Sejumlah burung berterbangan bebas sambil berkicau, mencari tempat hinggap di antara pepohonan pinus di kawasan itu.

Para penari tradisional topeng ireng grup Putra Baruna Dusun Puluhan berdiri berderet di jalan desa di bawah tebing tak jauh dari jembatan itu bersama anak-anak madrasah setempat yang memainkan drum band. Mereka bersama warga setempat turut masuk dalam suasana ritual syukur yang dilakukan sang modin di atas jembatan tersebut.

Ujung barat jembatan terpampang gapura kontemporer terbuat dari tatanan batang pohon "galar" beratap ijuk dengan hiasan sabut kelapa, daun pakis, rumbai-rumbai dari rangkaian buah aren, dan hiasan melengkung dari janur.

Persis di tengah bagian atap gapura kontemporer itu berupa instalasi dari ijuk membentuk semacam burung garuda. Di tengah gapura tergantung papan kecil bertuliskan "Selamat Datang", seolah tanda penyambutan siapa saja yang hendak masuk ke dusun itu melewati Jembatan Kali Gondang.

Tak beberapa lama kemudian, Bejo dengan disaksikan antara lain masyarakat setempat, Camat Pakis Wisnu Harjanto, Kepala Taman Nasional Gunung Merbabu Wilayah II Magelang Sihono, Kepala Desa Bayusidi Riyadi, dan Kepala Dusun Puluhan Suyitno, berdiri dan berjalan mengelilingi jembatan sambil menaburkan kembang mawar warna merah dan putih.
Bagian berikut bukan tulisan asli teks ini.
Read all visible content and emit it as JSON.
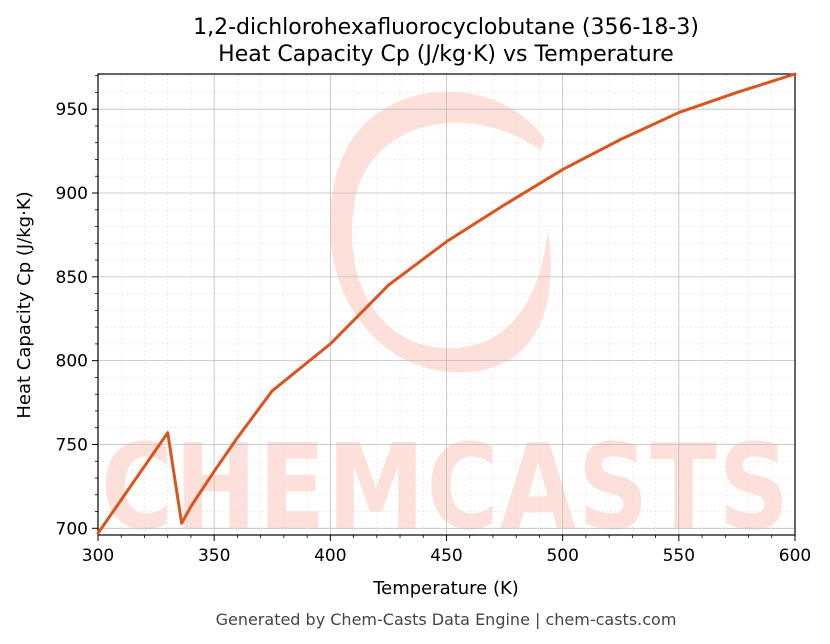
{
  "chart_data": {
    "type": "line",
    "title": "1,2-dichlorohexafluorocyclobutane (356-18-3)",
    "subtitle": "Heat Capacity Cp (J/kg·K) vs Temperature",
    "xlabel": "Temperature (K)",
    "ylabel": "Heat Capacity Cp (J/kg·K)",
    "xlim": [
      300,
      600
    ],
    "ylim": [
      696,
      971
    ],
    "xticks": [
      300,
      350,
      400,
      450,
      500,
      550,
      600
    ],
    "yticks": [
      700,
      750,
      800,
      850,
      900,
      950
    ],
    "grid": true,
    "series": [
      {
        "color": "#d9541e",
        "x": [
          300,
          310,
          320,
          330,
          336,
          340,
          350,
          360,
          375,
          400,
          425,
          450,
          475,
          500,
          525,
          550,
          575,
          600
        ],
        "y": [
          697,
          717,
          737,
          757,
          703,
          713,
          734,
          754,
          782,
          810,
          845,
          871,
          893,
          914,
          932,
          948,
          960,
          971
        ]
      }
    ]
  },
  "watermark": {
    "text": "CHEMCASTS",
    "color": "#fde0da"
  },
  "footer": "Generated by Chem-Casts Data Engine | chem-casts.com"
}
Camat Wisnu dengan pakaian seragam birokrat pemda setempat pun kemudian berdiri di tengah jembatan sepanjang 12 meter dan lebar empat meter itu.

Ia memegang sepasang burung merpati. Saat musik pengiring tarian topeng ireng dan satu nomor musik drum band dikumandangkan, sepasang burung itu pun dilepas dan terbang melewati pepohonan di antara dua tebing itu.
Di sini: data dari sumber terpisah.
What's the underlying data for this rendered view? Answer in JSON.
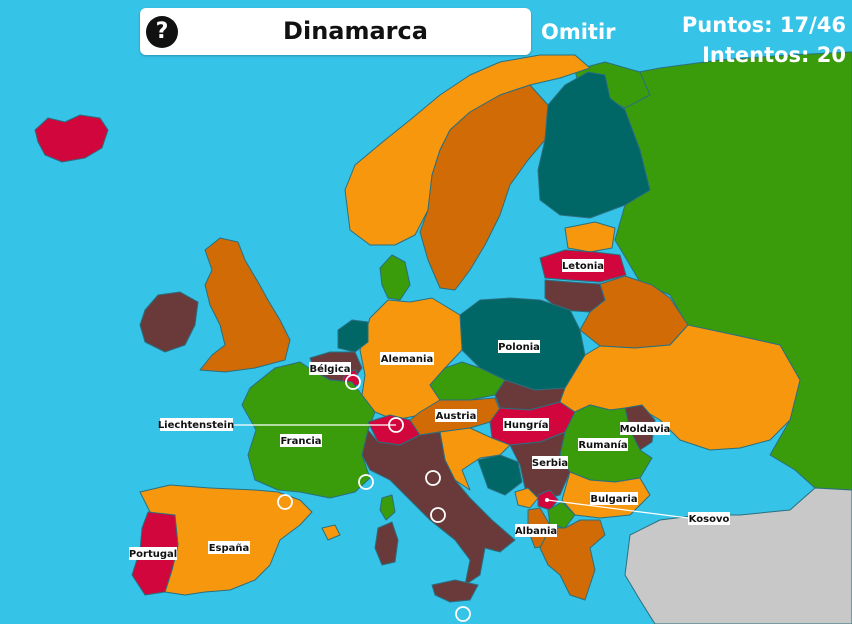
{
  "question": {
    "prompt": "Dinamarca",
    "help_glyph": "?"
  },
  "controls": {
    "skip_label": "Omitir"
  },
  "score": {
    "points": "Puntos: 17/46",
    "attempts": "Intentos: 20"
  },
  "labels": {
    "letonia": "Letonia",
    "polonia": "Polonia",
    "alemania": "Alemania",
    "belgica": "Bélgica",
    "liechtenstein": "Liechtenstein",
    "francia": "Francia",
    "austria": "Austria",
    "hungria": "Hungría",
    "rumania": "Rumanía",
    "moldavia": "Moldavia",
    "serbia": "Serbia",
    "bulgaria": "Bulgaria",
    "kosovo": "Kosovo",
    "albania": "Albania",
    "espana": "España",
    "portugal": "Portugal"
  },
  "colors": {
    "sea": "#36C3E8",
    "orange": "#F7970E",
    "dark_orange": "#D06B06",
    "teal": "#006666",
    "green": "#3A9C0B",
    "crimson": "#D1063D",
    "brown": "#6A3A3A",
    "grey": "#C8C8C8",
    "leader_line": "#FFFFFF"
  }
}
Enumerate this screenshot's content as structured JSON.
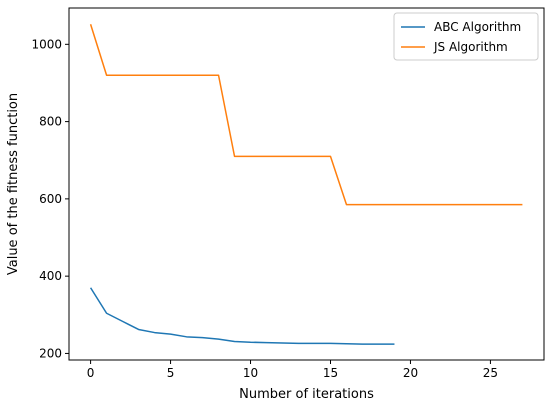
{
  "chart_data": {
    "type": "line",
    "title": "",
    "xlabel": "Number of iterations",
    "ylabel": "Value of the fitness function",
    "xlim": [
      -1.35,
      28.35
    ],
    "ylim": [
      183,
      1094
    ],
    "xticks": [
      0,
      5,
      10,
      15,
      20,
      25
    ],
    "yticks": [
      200,
      400,
      600,
      800,
      1000
    ],
    "grid": false,
    "legend_position": "top-right",
    "series": [
      {
        "name": "ABC Algorithm",
        "color": "#1f77b4",
        "x": [
          0,
          1,
          2,
          3,
          4,
          5,
          6,
          7,
          8,
          9,
          10,
          11,
          12,
          13,
          14,
          15,
          16,
          17,
          18,
          19
        ],
        "y": [
          370,
          304,
          283,
          262,
          254,
          250,
          243,
          241,
          237,
          231,
          229,
          228,
          227,
          226,
          226,
          226,
          225,
          224,
          224,
          224
        ]
      },
      {
        "name": "JS Algorithm",
        "color": "#ff7f0e",
        "x": [
          0,
          1,
          2,
          3,
          4,
          5,
          6,
          7,
          8,
          9,
          10,
          11,
          12,
          13,
          14,
          15,
          16,
          17,
          18,
          19,
          20,
          21,
          22,
          23,
          24,
          25,
          26,
          27
        ],
        "y": [
          1052,
          920,
          920,
          920,
          920,
          920,
          920,
          920,
          920,
          710,
          710,
          710,
          710,
          710,
          710,
          710,
          585,
          585,
          585,
          585,
          585,
          585,
          585,
          585,
          585,
          585,
          585,
          585
        ]
      }
    ]
  }
}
Jembatan lama yang dibangun secara swadaya masyarakat setempat era 1980-an hancur diterjang banjir sungai itu pada Desember 2010. Jembatan itu jalur utama yang memudahkan warga setempat, yang hendak menjual panenan hortikultura antara lain ke Pasar Pakis, Pasar Kaponan, dan Pasar Ngablak.
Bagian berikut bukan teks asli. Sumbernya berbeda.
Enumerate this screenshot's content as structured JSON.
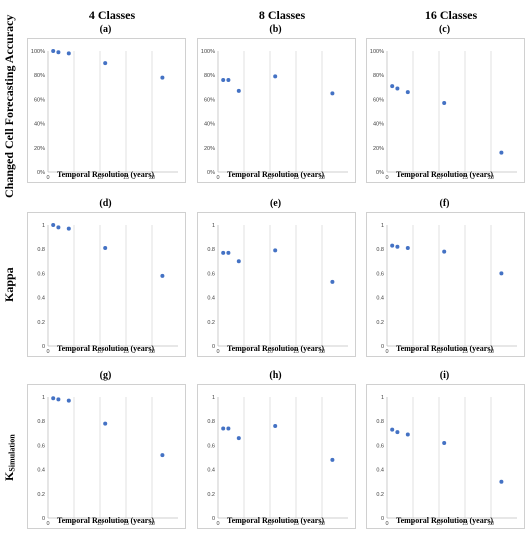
{
  "columns": [
    "4 Classes",
    "8 Classes",
    "16 Classes"
  ],
  "rows": [
    {
      "label": "Changed Cell Forecasting Accuracy",
      "sub": ""
    },
    {
      "label": "Kappa",
      "sub": ""
    },
    {
      "label": "K",
      "sub": "Simulation"
    }
  ],
  "colors": {
    "point": "#4472c4",
    "grid": "#d9d9d9",
    "border": "#d0d0d0"
  },
  "chart_data": [
    {
      "type": "scatter",
      "title": "(a)",
      "xlabel": "Temporal Resolution  (years)",
      "x": [
        1,
        2,
        4,
        11,
        22
      ],
      "y": [
        100,
        99,
        98,
        90,
        78
      ],
      "xlim": [
        0,
        25
      ],
      "ylim": [
        0,
        100
      ],
      "y_unit": "%",
      "y_ticks": [
        0,
        20,
        40,
        60,
        80,
        100
      ],
      "x_ticks": [
        0,
        5,
        10,
        15,
        20
      ],
      "grid": "vertical"
    },
    {
      "type": "scatter",
      "title": "(b)",
      "xlabel": "Temporal Resolution  (years)",
      "x": [
        1,
        2,
        4,
        11,
        22
      ],
      "y": [
        76,
        76,
        67,
        79,
        65
      ],
      "xlim": [
        0,
        25
      ],
      "ylim": [
        0,
        100
      ],
      "y_unit": "%",
      "y_ticks": [
        0,
        20,
        40,
        60,
        80,
        100
      ],
      "x_ticks": [
        0,
        5,
        10,
        15,
        20
      ],
      "grid": "vertical"
    },
    {
      "type": "scatter",
      "title": "(c)",
      "xlabel": "Temporal Resolution  (years)",
      "x": [
        1,
        2,
        4,
        11,
        22
      ],
      "y": [
        71,
        69,
        66,
        57,
        16
      ],
      "xlim": [
        0,
        25
      ],
      "ylim": [
        0,
        100
      ],
      "y_unit": "%",
      "y_ticks": [
        0,
        20,
        40,
        60,
        80,
        100
      ],
      "x_ticks": [
        0,
        5,
        10,
        15,
        20
      ],
      "grid": "vertical"
    },
    {
      "type": "scatter",
      "title": "(d)",
      "xlabel": "Temporal Resolution  (years)",
      "x": [
        1,
        2,
        4,
        11,
        22
      ],
      "y": [
        1.0,
        0.98,
        0.97,
        0.81,
        0.58
      ],
      "xlim": [
        0,
        25
      ],
      "ylim": [
        0,
        1
      ],
      "y_unit": "",
      "y_ticks": [
        0,
        0.2,
        0.4,
        0.6,
        0.8,
        1
      ],
      "x_ticks": [
        0,
        5,
        10,
        15,
        20
      ],
      "grid": "vertical"
    },
    {
      "type": "scatter",
      "title": "(e)",
      "xlabel": "Temporal Resolution  (years)",
      "x": [
        1,
        2,
        4,
        11,
        22
      ],
      "y": [
        0.77,
        0.77,
        0.7,
        0.79,
        0.53
      ],
      "xlim": [
        0,
        25
      ],
      "ylim": [
        0,
        1
      ],
      "y_unit": "",
      "y_ticks": [
        0,
        0.2,
        0.4,
        0.6,
        0.8,
        1
      ],
      "x_ticks": [
        0,
        5,
        10,
        15,
        20
      ],
      "grid": "vertical"
    },
    {
      "type": "scatter",
      "title": "(f)",
      "xlabel": "Temporal Resolution  (years)",
      "x": [
        1,
        2,
        4,
        11,
        22
      ],
      "y": [
        0.83,
        0.82,
        0.81,
        0.78,
        0.6
      ],
      "xlim": [
        0,
        25
      ],
      "ylim": [
        0,
        1
      ],
      "y_unit": "",
      "y_ticks": [
        0,
        0.2,
        0.4,
        0.6,
        0.8,
        1
      ],
      "x_ticks": [
        0,
        5,
        10,
        15,
        20
      ],
      "grid": "vertical"
    },
    {
      "type": "scatter",
      "title": "(g)",
      "xlabel": "Temporal Resolution  (years)",
      "x": [
        1,
        2,
        4,
        11,
        22
      ],
      "y": [
        0.99,
        0.98,
        0.97,
        0.78,
        0.52
      ],
      "xlim": [
        0,
        25
      ],
      "ylim": [
        0,
        1
      ],
      "y_unit": "",
      "y_ticks": [
        0,
        0.2,
        0.4,
        0.6,
        0.8,
        1
      ],
      "x_ticks": [
        0,
        5,
        10,
        15,
        20
      ],
      "grid": "vertical"
    },
    {
      "type": "scatter",
      "title": "(h)",
      "xlabel": "Temporal Resolution  (years)",
      "x": [
        1,
        2,
        4,
        11,
        22
      ],
      "y": [
        0.74,
        0.74,
        0.66,
        0.76,
        0.48
      ],
      "xlim": [
        0,
        25
      ],
      "ylim": [
        0,
        1
      ],
      "y_unit": "",
      "y_ticks": [
        0,
        0.2,
        0.4,
        0.6,
        0.8,
        1
      ],
      "x_ticks": [
        0,
        5,
        10,
        15,
        20
      ],
      "grid": "vertical"
    },
    {
      "type": "scatter",
      "title": "(i)",
      "xlabel": "Temporal Resolution  (years)",
      "x": [
        1,
        2,
        4,
        11,
        22
      ],
      "y": [
        0.73,
        0.71,
        0.69,
        0.62,
        0.3
      ],
      "xlim": [
        0,
        25
      ],
      "ylim": [
        0,
        1
      ],
      "y_unit": "",
      "y_ticks": [
        0,
        0.2,
        0.4,
        0.6,
        0.8,
        1
      ],
      "x_ticks": [
        0,
        5,
        10,
        15,
        20
      ],
      "grid": "vertical"
    }
  ]
}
Selain itu, jembatan tersebut juga sarana paling dekat bagi anak-anak desa setempat untuk menjangkau sekolahnya di SMP dan SMA di kota Kecamatan Pakis.

Warga setempat berjumlah 231 jiwa atau 63 keluarga dengan hampir semuanya bermatapencaharian sebagai petani hortikultura terutama cabai, tomat, dan kubis.

Jembatan itu juga menjadi jalur penting untuk aktivitas perekonomian, akses pendidikan, dan kesehatan warga di beberapa desa lainnya di kawasan itu. "Itu jalur penting kami selama ini untuk menjangkau ibu kota kecamatan kami," kata Suyitno.

Warga harus menempuh jalan yang lebih jauh untuk keluar desanya atau menjangkau kota kecamatan guna berbagai kepentingan, akibat putusnya jembatan tersebut.

Pembangunan jembatan baru di atas sungai itu untuk menggantikan jembatan yang telah hancur dilakukan secara swakelola sejak Juli 2011 hingga awal Januari 2012.

Total biaya pembangunan jembatan baru mereka sekitar Rp94,714 juta. Sekitar Rp89 juta di antara total dana itu berasal dari alokasi Program Nasional Pemberdayaan Masyarakat (PNPM) Pedesaan 2011. Dana itu juga untuk pembangunan saluran air di sekitar jalan menuju jembatan. "Sempat terhambat pembangunannya satu bulan karena proses pencairan dana," katanya.

Camat Wisnu menyampaikan apresiasi atas selesainya pembangunan jembatan penghubung antardesa di kawasan gunung itu secara swakelola oleh masyarakat setempat.

"Ini syukuran masyarakat. Mereka juga harus merawat, menjaga, dan melestarikan lingkungan sekitar ini agar tetap lestari," katanya.

Ungkapan gembira atas selesainya pembangunan jembatan di desa mereka pun bagaikan makin diperkuat menjadi pesta masyarakat Gunung Merbabu.

Pusat dusun itu menjadi tempat keramaian masyarakat karena sejumlah pementasan kesenian tradisional seperti tarian "Ndayakan", "Geculan Bocah, dan "Gupolo Gunung". Belum lagi, puluhan orang di tepi kanan dan kiri jalan desa itu serta di teras-teras rumah warga setempat menggelar berbagai dagangan seperti jajanan, mainan anak-anak, pakaian, dan aneka menu makanan lainnya.

Tabuhan iringan musik tradisional seperti gamelan, "truntung" dan "jedor" menggema sepanjang siang hari di kawasan gunung itu. Deretan meja tamu di setiap rumah mereka bertata aneka makanan yang tersuguh baik dalam piring maupun "topeles" untuk siapa saja yang singgah.

Untuk jembatan baru di desanya, mereka tulus dan total mengungkap kegembiraannya.